Create some data using t5he random seed and uses a determinisitic data across py sesh.



In [11]:
import numpy as np
rng = np.random.RandomState(42)
data = rng.randn(int(1e4), 4)

In [23]:
start = time.time()
results = [data_processing_mean(data, col) for col in range(data.shape[1])]
stop = time.time()

print('\nSequential processing')
print('Elapsed time for the entire processing: {:.2f} s'
      .format(stop - start))


Sequential processing
Elapsed time for the entire processing: 8.02 s


In [17]:
from joblib import Memory

location = './cachedir'
memory = Memory(location, verbose=0)
costly_compute_cached = memory.cache(costly_compute)

define 'data_processing_mean_using_cache' which benefits from the cachce ny calling 'costly_compute_cached'

In [18]:
def data_processing_mean_using_cache(data, column):
    """compute the mean of a columnm"""
    
    return costly_compute_cached(data, column).mean()


execute process in parallel and caching the intermed results

In [22]:
from joblib import Parallel, delayed

start = time.time() 
results = Parallel(n_jobs=2)(
    delayed(data_processing_mean_using_cache)(data, col)
    for col in range(data.shape[1]))
stop = time.time()

print('\nFirst round - caching the data')
print('Elapsed time for the entire processing: {:.2f} s'
      .format(stop - start))


First round - caching the data
Elapsed time for the entire processing: 4.04 s


# 2 workers = 2X faster

Because we are not running the program sequentially it allows for a faster speed up.

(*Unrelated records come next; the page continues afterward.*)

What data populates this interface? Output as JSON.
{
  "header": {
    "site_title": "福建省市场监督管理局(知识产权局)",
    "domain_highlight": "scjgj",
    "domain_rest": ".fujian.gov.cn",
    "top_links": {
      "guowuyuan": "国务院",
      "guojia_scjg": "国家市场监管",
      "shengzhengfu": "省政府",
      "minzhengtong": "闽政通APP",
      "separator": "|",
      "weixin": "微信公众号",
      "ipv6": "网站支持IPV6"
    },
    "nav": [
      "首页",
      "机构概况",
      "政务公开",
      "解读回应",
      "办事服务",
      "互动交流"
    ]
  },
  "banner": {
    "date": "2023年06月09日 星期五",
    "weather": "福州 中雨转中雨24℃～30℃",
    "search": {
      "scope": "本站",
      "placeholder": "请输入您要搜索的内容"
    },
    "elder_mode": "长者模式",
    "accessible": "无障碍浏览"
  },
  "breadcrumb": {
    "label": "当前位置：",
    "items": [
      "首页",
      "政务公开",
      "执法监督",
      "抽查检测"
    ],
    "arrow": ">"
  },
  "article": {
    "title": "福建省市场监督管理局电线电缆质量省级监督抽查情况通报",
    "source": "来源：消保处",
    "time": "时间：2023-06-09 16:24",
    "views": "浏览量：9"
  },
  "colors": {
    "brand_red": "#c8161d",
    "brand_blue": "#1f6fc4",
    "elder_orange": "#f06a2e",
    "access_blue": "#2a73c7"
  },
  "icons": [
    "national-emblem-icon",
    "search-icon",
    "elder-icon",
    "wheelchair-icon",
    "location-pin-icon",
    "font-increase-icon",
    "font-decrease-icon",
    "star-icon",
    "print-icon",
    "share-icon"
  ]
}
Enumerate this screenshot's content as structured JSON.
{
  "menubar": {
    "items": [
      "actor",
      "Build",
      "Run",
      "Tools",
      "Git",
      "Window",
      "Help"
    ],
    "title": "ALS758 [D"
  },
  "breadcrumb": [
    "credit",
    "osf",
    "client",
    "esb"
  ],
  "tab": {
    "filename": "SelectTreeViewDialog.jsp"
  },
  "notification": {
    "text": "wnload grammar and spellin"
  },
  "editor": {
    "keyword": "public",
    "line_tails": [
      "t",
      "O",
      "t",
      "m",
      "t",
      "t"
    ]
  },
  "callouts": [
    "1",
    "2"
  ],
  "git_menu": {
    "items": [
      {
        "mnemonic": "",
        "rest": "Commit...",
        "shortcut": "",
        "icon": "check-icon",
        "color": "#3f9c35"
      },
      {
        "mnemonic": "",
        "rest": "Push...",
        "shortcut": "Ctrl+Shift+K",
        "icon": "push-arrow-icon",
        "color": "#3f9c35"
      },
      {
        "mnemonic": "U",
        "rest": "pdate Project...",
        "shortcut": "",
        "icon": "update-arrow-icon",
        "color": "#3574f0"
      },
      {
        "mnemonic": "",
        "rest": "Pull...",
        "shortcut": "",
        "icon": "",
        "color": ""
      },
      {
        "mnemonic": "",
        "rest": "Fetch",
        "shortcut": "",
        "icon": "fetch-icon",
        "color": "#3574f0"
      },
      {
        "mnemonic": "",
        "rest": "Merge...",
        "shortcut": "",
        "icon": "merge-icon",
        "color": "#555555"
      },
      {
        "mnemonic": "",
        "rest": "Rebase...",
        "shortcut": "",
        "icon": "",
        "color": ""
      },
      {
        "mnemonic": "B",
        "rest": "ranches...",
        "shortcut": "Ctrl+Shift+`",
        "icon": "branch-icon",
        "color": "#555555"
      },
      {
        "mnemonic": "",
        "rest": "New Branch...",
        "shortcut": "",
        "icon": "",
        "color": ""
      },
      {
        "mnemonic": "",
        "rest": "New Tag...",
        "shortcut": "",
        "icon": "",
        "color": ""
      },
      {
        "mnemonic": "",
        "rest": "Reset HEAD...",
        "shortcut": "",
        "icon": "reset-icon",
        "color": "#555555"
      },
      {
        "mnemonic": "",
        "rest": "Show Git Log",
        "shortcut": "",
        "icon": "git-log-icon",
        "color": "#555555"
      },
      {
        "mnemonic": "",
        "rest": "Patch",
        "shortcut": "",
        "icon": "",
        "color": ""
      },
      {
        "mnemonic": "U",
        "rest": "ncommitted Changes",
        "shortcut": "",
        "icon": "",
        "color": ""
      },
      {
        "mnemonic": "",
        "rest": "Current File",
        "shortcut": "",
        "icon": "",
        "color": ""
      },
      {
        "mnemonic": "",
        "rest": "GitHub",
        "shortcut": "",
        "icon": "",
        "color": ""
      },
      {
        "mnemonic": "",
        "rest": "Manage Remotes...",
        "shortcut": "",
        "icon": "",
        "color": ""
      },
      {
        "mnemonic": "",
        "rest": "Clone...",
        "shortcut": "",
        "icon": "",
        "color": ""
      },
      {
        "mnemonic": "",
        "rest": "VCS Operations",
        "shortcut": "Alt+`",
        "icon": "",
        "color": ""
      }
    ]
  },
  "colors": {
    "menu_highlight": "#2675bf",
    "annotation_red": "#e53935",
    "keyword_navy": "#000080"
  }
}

Now this process will be executed again and the intermediate results obtained by calling 'costly_compute_cached' will be loaded from the cache instead of executing it again

In [24]:
start = time.time()
results = Parallel(n_jobs=2)(
    delayed(data_processing_mean_using_cache)(data, col)
    for col in range(data.shape[1]))
stop = time.time()

print('\nSecond round - reloading from the cache')
print('Elapsed time for the entire processing: {:.2f} s'
      .format(stop - start))


Second round - reloading from the cache
Elapsed time for the entire processing: 4.34 s